La institutriz la llama desde adentro con alaridos en alemán, pero Isolda no le hace caso. Trata de caminar más rápido, apoyada al muro y muerta de la risa.

Nosotros fuimos al castillo a bajar corozos de las palmas. Cuando los señores no están, el jardinero nos deja cogerlos de las palmas de adentro. Y si están, pues los tumbamos desde el otro lado con un palo. Y a correr, que todavía es lo que más nos gusta hacer. Huir de peligros que no significan ninguna amenaza, perseguidos por nadie, simplemente correr hasta llegar al punto donde supuestamente estamos a salvo. Nos reímos sin aire, desmadejados, chocamos las manos y celebramos el botín.

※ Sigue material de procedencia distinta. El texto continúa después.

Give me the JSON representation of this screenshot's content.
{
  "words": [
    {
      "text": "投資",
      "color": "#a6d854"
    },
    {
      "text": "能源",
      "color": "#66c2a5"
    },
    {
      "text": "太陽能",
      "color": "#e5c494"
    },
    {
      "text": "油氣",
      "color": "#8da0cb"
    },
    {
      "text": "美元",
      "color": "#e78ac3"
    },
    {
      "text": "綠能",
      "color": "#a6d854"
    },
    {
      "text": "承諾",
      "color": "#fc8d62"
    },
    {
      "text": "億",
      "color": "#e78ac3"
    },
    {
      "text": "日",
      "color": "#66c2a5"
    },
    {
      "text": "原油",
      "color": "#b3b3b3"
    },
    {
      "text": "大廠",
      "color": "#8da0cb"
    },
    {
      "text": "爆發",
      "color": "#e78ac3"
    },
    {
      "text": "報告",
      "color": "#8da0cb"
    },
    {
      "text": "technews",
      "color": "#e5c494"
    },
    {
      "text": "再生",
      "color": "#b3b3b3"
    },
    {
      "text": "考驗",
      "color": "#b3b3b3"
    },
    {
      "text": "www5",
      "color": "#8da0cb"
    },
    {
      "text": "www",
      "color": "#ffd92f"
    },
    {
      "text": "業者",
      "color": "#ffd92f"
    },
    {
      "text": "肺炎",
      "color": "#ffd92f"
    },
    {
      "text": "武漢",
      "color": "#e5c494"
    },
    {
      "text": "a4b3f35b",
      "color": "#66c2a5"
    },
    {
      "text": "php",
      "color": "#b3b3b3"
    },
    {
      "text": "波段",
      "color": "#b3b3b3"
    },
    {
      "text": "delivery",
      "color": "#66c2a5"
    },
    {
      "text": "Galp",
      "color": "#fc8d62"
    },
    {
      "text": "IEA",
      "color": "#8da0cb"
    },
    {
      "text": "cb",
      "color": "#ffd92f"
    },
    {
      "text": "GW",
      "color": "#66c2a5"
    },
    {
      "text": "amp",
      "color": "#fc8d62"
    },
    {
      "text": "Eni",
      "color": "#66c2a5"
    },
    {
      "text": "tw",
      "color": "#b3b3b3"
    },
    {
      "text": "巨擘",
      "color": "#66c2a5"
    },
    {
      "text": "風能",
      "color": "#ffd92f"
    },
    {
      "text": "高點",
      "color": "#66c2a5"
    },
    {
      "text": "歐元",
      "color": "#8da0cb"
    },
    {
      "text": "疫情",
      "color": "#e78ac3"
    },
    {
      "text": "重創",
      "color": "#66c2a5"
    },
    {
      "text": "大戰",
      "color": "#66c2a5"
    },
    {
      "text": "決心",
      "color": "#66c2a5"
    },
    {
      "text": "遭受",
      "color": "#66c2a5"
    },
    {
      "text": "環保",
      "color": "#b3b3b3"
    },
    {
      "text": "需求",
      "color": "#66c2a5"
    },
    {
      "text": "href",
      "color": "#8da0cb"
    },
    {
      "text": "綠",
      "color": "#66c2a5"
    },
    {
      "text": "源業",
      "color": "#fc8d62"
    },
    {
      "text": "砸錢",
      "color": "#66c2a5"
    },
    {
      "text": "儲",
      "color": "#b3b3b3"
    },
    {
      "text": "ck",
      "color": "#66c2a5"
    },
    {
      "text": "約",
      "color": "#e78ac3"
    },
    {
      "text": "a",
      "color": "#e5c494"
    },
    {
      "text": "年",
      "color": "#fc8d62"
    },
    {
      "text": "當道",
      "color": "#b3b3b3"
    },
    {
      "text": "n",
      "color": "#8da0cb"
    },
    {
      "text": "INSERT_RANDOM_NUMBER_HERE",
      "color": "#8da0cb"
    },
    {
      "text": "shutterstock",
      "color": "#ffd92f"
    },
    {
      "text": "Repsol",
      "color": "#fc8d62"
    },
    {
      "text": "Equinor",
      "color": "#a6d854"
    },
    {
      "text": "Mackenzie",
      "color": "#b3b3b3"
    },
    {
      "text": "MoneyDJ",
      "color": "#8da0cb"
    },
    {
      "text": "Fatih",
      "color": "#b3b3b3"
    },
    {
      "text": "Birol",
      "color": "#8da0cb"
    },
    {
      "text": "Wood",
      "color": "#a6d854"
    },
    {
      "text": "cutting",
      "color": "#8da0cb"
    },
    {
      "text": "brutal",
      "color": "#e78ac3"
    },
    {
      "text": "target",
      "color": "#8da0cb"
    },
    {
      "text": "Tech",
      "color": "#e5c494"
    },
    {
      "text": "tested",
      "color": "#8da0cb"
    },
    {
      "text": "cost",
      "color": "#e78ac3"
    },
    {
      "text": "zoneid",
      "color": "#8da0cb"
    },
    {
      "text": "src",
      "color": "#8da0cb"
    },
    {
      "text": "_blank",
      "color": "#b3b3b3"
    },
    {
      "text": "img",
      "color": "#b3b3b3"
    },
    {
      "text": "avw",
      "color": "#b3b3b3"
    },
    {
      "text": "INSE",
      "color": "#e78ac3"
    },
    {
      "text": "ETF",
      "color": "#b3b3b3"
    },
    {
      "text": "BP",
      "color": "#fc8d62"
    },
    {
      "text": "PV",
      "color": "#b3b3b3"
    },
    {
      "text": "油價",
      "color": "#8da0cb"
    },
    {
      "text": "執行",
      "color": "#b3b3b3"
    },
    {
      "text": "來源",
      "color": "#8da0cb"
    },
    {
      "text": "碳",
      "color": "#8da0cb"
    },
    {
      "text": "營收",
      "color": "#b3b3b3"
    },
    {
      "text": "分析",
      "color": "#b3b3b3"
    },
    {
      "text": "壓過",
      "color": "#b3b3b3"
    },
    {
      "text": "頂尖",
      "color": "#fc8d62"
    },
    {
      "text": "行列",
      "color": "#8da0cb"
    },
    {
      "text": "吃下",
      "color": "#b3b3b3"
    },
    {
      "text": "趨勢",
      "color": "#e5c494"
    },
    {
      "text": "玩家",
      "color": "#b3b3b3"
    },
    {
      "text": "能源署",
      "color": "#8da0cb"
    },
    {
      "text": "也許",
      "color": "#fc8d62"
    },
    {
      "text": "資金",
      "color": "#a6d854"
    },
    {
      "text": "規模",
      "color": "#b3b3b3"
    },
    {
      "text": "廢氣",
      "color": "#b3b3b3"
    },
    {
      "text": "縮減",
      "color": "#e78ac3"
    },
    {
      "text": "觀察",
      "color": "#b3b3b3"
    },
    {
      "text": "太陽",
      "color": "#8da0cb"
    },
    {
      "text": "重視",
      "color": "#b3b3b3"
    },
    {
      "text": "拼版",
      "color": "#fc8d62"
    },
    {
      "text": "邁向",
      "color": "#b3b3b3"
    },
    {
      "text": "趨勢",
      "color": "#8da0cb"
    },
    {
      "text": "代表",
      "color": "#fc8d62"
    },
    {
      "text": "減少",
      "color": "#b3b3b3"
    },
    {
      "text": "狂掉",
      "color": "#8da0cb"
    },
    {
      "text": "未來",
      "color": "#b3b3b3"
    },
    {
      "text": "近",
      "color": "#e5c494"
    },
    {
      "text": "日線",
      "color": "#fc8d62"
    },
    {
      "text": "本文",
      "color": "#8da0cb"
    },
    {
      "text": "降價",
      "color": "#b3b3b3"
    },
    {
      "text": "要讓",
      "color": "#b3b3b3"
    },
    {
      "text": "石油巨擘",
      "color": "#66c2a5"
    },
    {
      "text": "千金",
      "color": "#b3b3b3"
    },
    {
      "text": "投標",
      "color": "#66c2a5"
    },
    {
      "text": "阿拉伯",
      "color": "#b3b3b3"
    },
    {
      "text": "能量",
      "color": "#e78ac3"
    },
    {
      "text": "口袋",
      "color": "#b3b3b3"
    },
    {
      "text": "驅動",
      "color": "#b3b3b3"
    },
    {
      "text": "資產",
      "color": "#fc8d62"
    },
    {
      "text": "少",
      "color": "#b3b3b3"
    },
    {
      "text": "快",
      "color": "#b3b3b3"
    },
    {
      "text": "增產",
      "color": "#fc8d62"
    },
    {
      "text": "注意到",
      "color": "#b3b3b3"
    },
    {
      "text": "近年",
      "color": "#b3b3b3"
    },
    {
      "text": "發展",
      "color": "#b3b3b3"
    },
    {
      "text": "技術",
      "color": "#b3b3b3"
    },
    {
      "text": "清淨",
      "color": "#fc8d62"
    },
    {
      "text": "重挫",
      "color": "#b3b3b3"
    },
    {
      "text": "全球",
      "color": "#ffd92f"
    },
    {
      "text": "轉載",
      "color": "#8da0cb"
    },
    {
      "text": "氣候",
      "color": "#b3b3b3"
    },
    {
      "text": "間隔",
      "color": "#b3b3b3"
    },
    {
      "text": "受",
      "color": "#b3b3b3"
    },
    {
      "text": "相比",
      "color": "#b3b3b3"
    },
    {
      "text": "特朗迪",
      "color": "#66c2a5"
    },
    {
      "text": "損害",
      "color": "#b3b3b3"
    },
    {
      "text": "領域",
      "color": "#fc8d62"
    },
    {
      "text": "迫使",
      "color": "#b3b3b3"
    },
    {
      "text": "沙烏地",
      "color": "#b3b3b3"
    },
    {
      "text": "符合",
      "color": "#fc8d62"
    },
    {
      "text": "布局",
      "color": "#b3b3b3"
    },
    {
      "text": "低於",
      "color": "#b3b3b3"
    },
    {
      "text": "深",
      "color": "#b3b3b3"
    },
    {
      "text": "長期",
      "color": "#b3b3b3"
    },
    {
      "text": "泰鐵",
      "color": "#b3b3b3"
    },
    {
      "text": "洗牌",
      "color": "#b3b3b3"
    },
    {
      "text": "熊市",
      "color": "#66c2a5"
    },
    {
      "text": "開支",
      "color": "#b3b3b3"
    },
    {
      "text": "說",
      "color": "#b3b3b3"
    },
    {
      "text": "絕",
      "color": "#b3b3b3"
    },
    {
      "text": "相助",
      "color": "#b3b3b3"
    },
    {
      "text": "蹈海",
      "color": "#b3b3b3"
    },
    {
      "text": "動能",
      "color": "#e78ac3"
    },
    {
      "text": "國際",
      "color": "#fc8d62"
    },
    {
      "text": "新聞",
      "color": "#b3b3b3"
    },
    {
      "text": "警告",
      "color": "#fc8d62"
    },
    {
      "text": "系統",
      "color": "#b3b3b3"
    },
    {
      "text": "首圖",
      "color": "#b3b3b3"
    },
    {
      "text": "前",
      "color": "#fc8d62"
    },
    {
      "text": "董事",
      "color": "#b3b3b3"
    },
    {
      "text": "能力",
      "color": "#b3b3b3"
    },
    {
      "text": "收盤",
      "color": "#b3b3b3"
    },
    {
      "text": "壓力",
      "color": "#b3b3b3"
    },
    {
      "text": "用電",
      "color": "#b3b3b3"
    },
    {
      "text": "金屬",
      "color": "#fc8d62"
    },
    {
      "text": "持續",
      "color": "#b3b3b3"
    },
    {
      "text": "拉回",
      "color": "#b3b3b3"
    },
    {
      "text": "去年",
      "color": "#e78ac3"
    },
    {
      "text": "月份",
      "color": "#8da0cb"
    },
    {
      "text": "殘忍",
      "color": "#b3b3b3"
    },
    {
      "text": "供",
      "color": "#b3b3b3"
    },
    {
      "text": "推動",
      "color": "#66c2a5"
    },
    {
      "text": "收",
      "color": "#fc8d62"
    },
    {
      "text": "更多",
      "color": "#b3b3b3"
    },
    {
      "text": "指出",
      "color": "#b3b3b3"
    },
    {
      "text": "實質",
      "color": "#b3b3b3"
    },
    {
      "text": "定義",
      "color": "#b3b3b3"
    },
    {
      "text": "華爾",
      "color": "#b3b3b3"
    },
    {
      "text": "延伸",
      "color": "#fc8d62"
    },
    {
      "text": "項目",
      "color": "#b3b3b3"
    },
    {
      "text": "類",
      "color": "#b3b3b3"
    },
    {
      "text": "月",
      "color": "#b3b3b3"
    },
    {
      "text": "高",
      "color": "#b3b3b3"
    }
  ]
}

Isolde, komm sofort herein! —grita Hedda apoyada en la baranda del porche. Tiene el pelo revolcado y parece recién levantada. Hace mucho que no salía del castillo y ahora se ve más vieja y acabada. Y no lleva tanta ropa como antes para protegerse del sol. Tiene una camisa de botones mal puesta y unos pantalones arriba del tobillo, pasados de moda.

—¡Corran! —dice uno de nosotros.

Algunos salen en carrera y los que quedamos no entendemos por qué se fueron. Isolda levanta la mirada, todavía jadeando por el cansancio, separa su pelo y se lo echa hacia atrás. De los tres que estamos solo me mira a mí. A los ojos. Y antes de que yo pueda entender qué me dice con su mirada, detrás de ella aparece Guzmán con un machete en alto y grita, ¡fuera, lárguense, fuera de aquí! A pesar de que nos conoce, cubre a Isolda como un escudo, volea el machete al aire y grita otra vez, ¡váyanse de aquí, culicagados! La toma del brazo y la escolta hasta el castillo. Mientras se la lleva, Isolda no deja de mirarme.